Tuesday, October 27, 2009

You Can't Have It Both Ways

I could have predicted that this was going to happen after the Tsuu T'ina band rejected the last agreement with the City of Calgary to build a ring road across Tsuu T'ina lands.

In an Oct. 2 letter obtained by the Herald, Big Plume says the tribe has the right to be consulted on "any and all actions or decisions that impact on the Treaty and Aboriginal Rights of Tsuu T'ina Nation. . . . Any interference by the City of Calgary of Tsuu T'ina Nation's rights to enter and leave its lands at any point along Tsuu T'ina Nation boundaries constitutes a breach of our rights under Treaty No. 7."

I have a newsflash for the Tsuu T'ina band - Calgary has a problem, and they're right smack in the middle of it. Negotiations have been ongoing with the Tsuu T'ina for decades over the alignment of a ring road. Every attempt the city has made to negotiate an arrangement has been nixed at one stage or another.
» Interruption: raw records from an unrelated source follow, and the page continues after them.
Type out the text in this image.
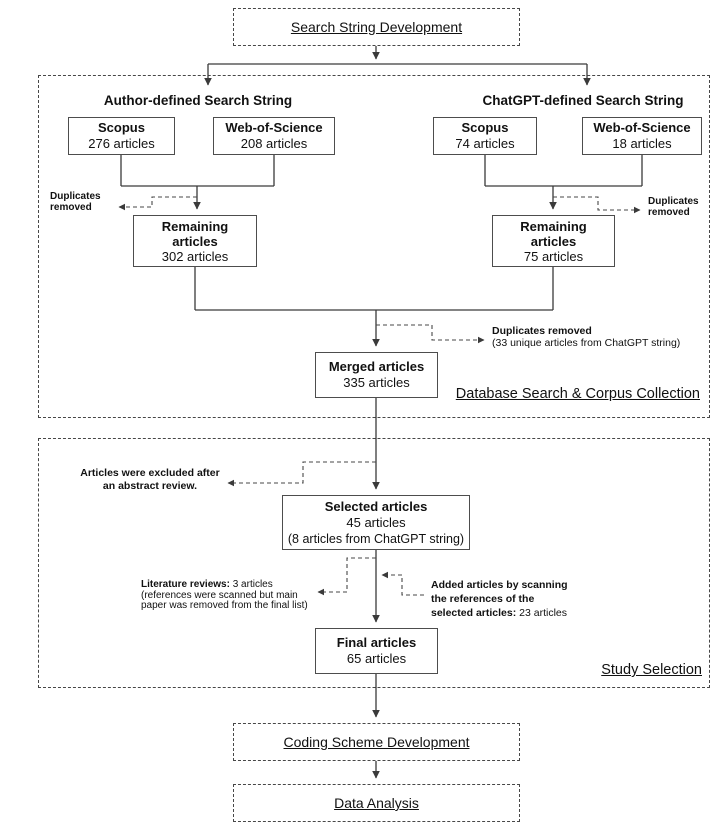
Search String Development
Author-defined Search String	ChatGPT-defined Search String
Scopus
276 articles
Web-of-Science
208 articles
Scopus
74 articles
Web-of-Science
18 articles
Duplicates
removed
Duplicates
removed
Remaining
articles
302 articles
Remaining
articles
75 articles
Duplicates removed
(33 unique articles from ChatGPT string)
Merged articles
335 articles
Database Search & Corpus Collection
Articles were excluded after
an abstract review.
Selected articles
45 articles
(8 articles from ChatGPT string)
Literature reviews: 3 articles
(references were scanned but main
paper was removed from the final list)
Added articles by scanning
the references of the
selected articles: 23 articles
Final articles
65 articles
Study Selection
Coding Scheme Development
Data Analysis
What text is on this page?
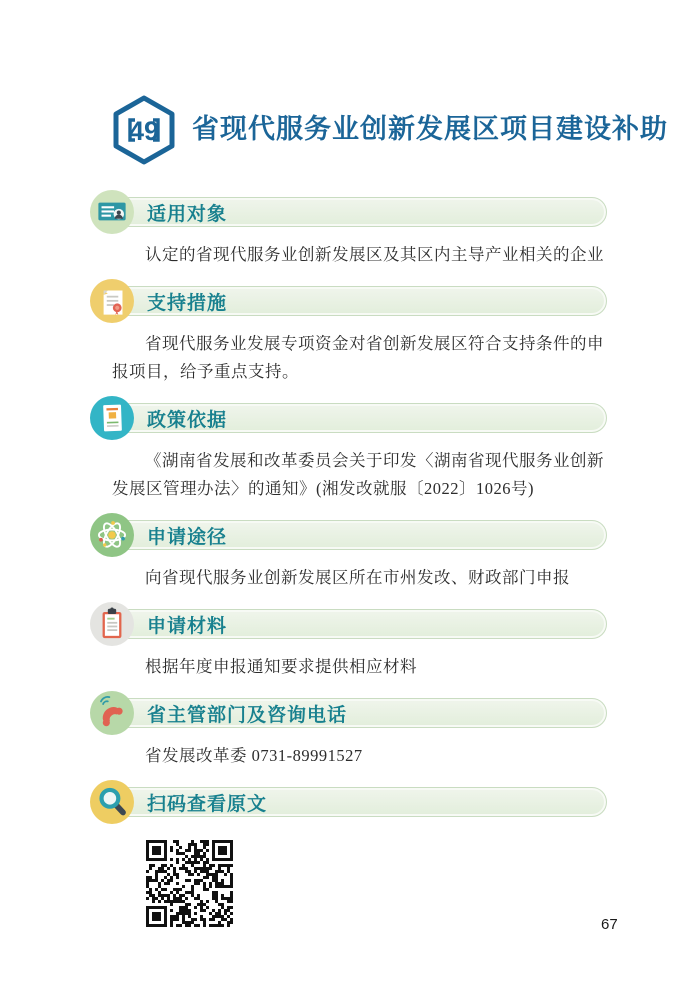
49 省现代服务业创新发展区项目建设补助
适用对象

认定的省现代服务业创新发展区及其区内主导产业相关的企业

支持措施

省现代服务业发展专项资金对省创新发展区符合支持条件的申报项目，给予重点支持。

政策依据

《湖南省发展和改革委员会关于印发〈湖南省现代服务业创新发展区管理办法〉的通知》(湘发改就服〔2022〕1026号)

申请途径

向省现代服务业创新发展区所在市州发改、财政部门申报

申请材料

根据年度申报通知要求提供相应材料

省主管部门及咨询电话

省发展改革委 0731-89991527

扫码查看原文
67
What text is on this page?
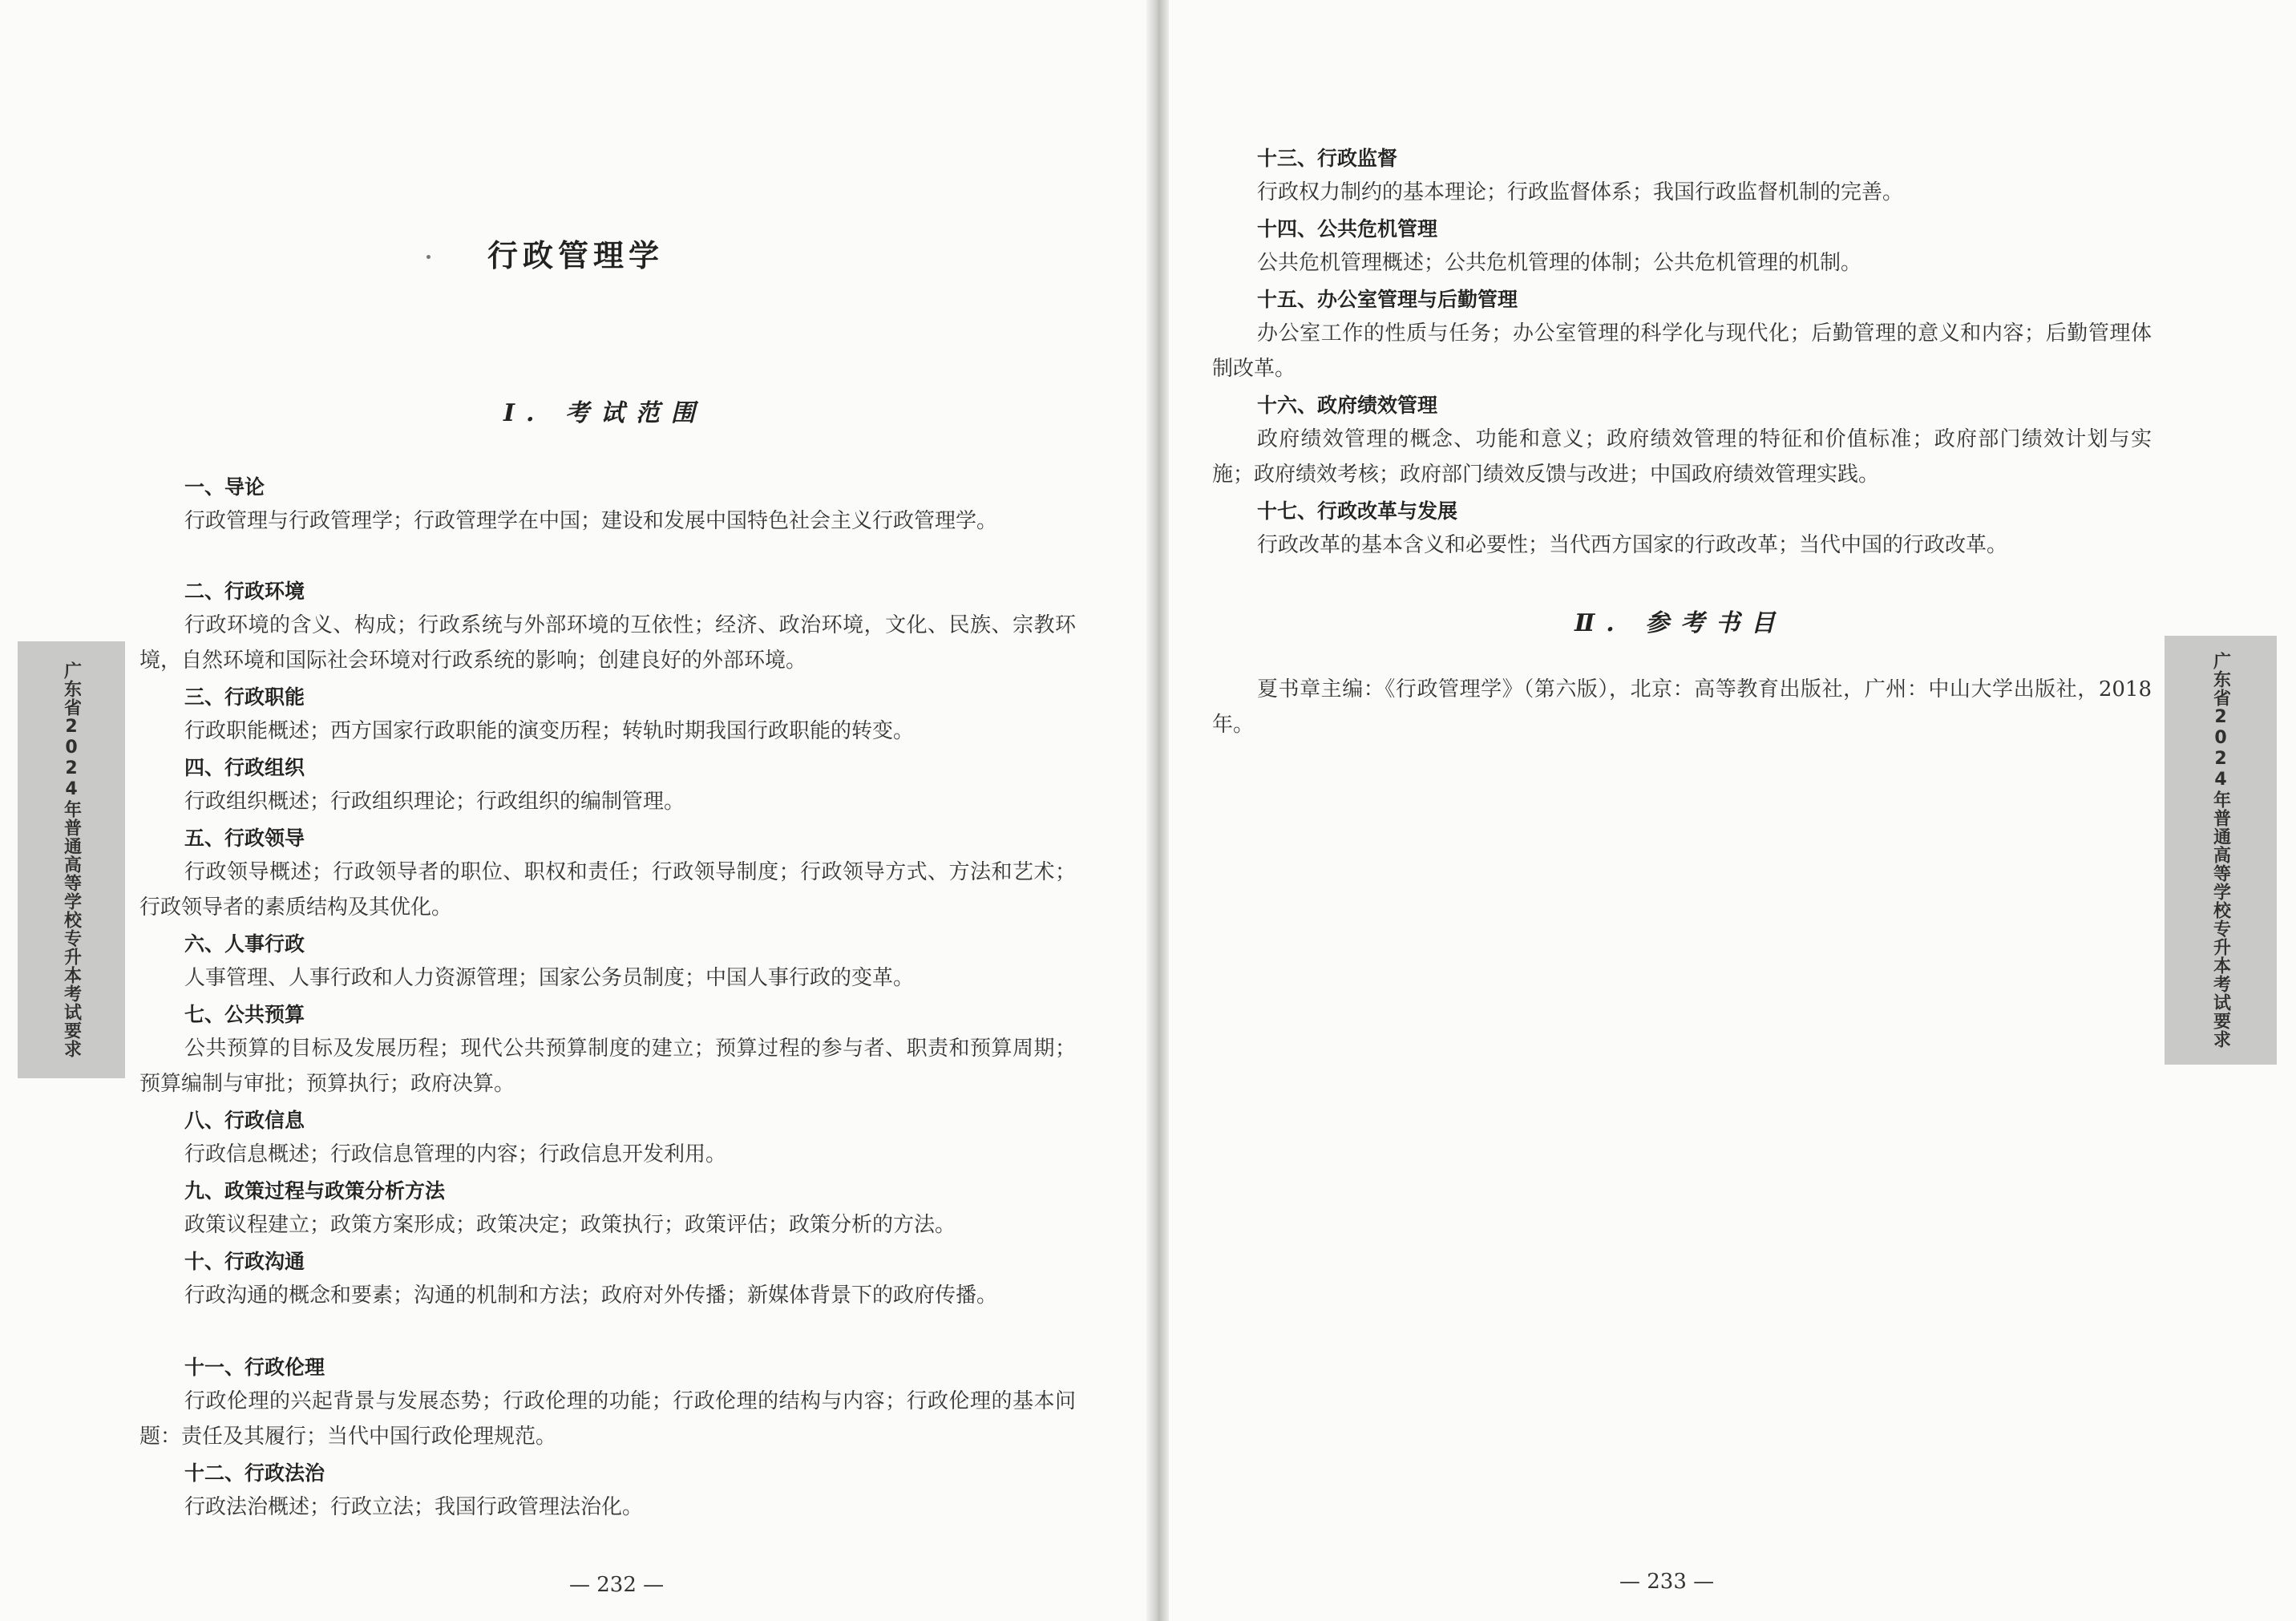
广东省2024年普通高等学校专升本考试要求	广东省2024年普通高等学校专升本考试要求
行政管理学
Ⅰ. 考试范围
一、导论

行政管理与行政管理学；行政管理学在中国；建设和发展中国特色社会主义行政管理学。

二、行政环境

行政环境的含义、构成；行政系统与外部环境的互依性；经济、政治环境，文化、民族、宗教环境，自然环境和国际社会环境对行政系统的影响；创建良好的外部环境。

三、行政职能

行政职能概述；西方国家行政职能的演变历程；转轨时期我国行政职能的转变。

四、行政组织

行政组织概述；行政组织理论；行政组织的编制管理。

五、行政领导

行政领导概述；行政领导者的职位、职权和责任；行政领导制度；行政领导方式、方法和艺术；行政领导者的素质结构及其优化。

六、人事行政

人事管理、人事行政和人力资源管理；国家公务员制度；中国人事行政的变革。

七、公共预算

公共预算的目标及发展历程；现代公共预算制度的建立；预算过程的参与者、职责和预算周期；预算编制与审批；预算执行；政府决算。

八、行政信息

行政信息概述；行政信息管理的内容；行政信息开发利用。

九、政策过程与政策分析方法

政策议程建立；政策方案形成；政策决定；政策执行；政策评估；政策分析的方法。

十、行政沟通

行政沟通的概念和要素；沟通的机制和方法；政府对外传播；新媒体背景下的政府传播。

十一、行政伦理

行政伦理的兴起背景与发展态势；行政伦理的功能；行政伦理的结构与内容；行政伦理的基本问题：责任及其履行；当代中国行政伦理规范。

十二、行政法治

行政法治概述；行政立法；我国行政管理法治化。

十三、行政监督

行政权力制约的基本理论；行政监督体系；我国行政监督机制的完善。

十四、公共危机管理

公共危机管理概述；公共危机管理的体制；公共危机管理的机制。

十五、办公室管理与后勤管理

办公室工作的性质与任务；办公室管理的科学化与现代化；后勤管理的意义和内容；后勤管理体制改革。

十六、政府绩效管理

政府绩效管理的概念、功能和意义；政府绩效管理的特征和价值标准；政府部门绩效计划与实施；政府绩效考核；政府部门绩效反馈与改进；中国政府绩效管理实践。

十七、行政改革与发展

行政改革的基本含义和必要性；当代西方国家的行政改革；当代中国的行政改革。

Ⅱ. 参考书目

夏书章主编：《行政管理学》（第六版），北京：高等教育出版社，广州：中山大学出版社，2018 年。

— 232 —	— 233 —
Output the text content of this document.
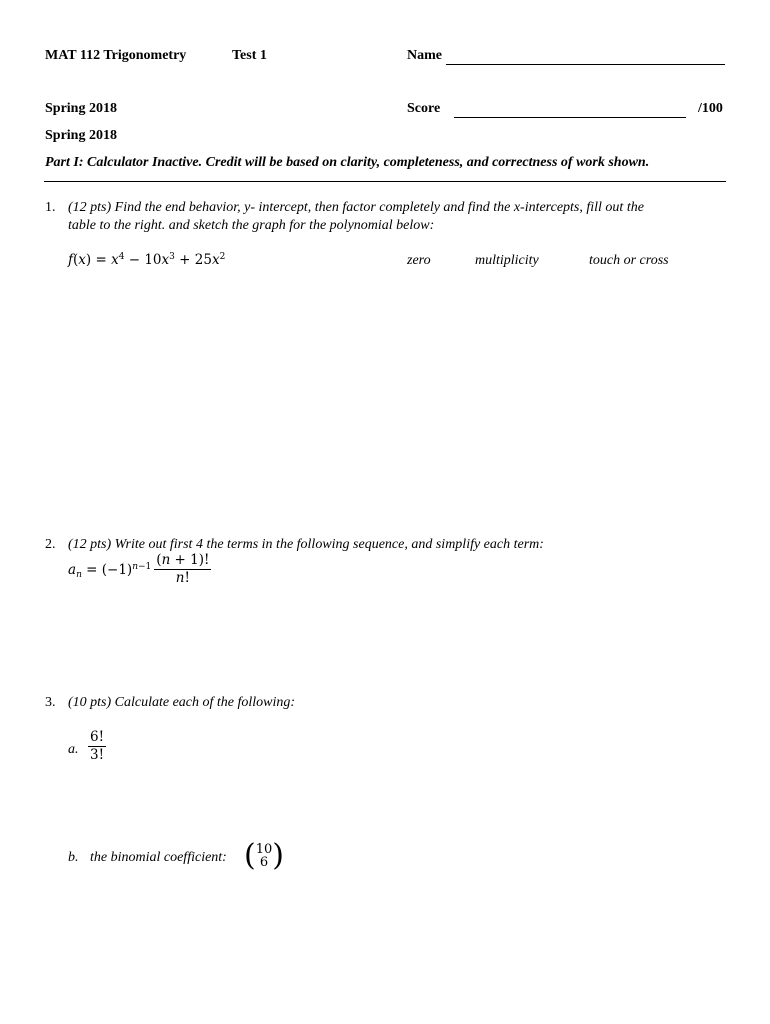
MAT 112 Trigonometry	Test 1	Name
Spring 2018	Score	/100
Spring 2018
Part I: Calculator Inactive. Credit will be based on clarity, completeness, and correctness of work shown.
1. (12 pts) Find the end behavior, y- intercept, then factor completely and find the x-intercepts, fill out the
table to the right. and sketch the graph for the polynomial below:
$f(x) = x^4 - 10x^3 + 25x^2$	zero	multiplicity	touch or cross
2. (12 pts) Write out first 4 the terms in the following sequence, and simplify each term:
$a_n = (-1)^{n-1} \frac{(n + 1)!}{n!}$
3. (10 pts) Calculate each of the following:
a. $\frac{6!}{3!}$
b. the binomial coefficient: ( 10
6 )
Now they're whining because the city's doing something "on their doorstep" without their consent? Too bad. The Tsuu T'ina band's commercialization efforts - whether it's the casino, the monster eyesore billboards along Glenmore or the Ashphalt plant (which does a lovely job of polluting the air in areas of Calgary that lie just west of the Band's land) have all been slammed in on the premise that the Tsuu T'ina don't have to play ball with Calgary (or Alberta, for that matter).

Calgary needs to take steps to correct the traffic flow at 37 St. This is not optional, nor is it something we can afford to sit around and "discuss" for another ten years.

The city will continue to provide the tribe legal access through the Anderson Road and 37th Street intersection, he added.

"We are moving forward with the detailed design for an interchange at 37th Street and Glenmore Trail," Bronconnier said.

This should come as no surprise to anybody on the Band council - or within the band overall. Calgary has to deal with its issues - and if the Tsuu T'ina aren't prepared to be a constructive participant in the conversation, then they have nothing to complain about when the city moves forward without them.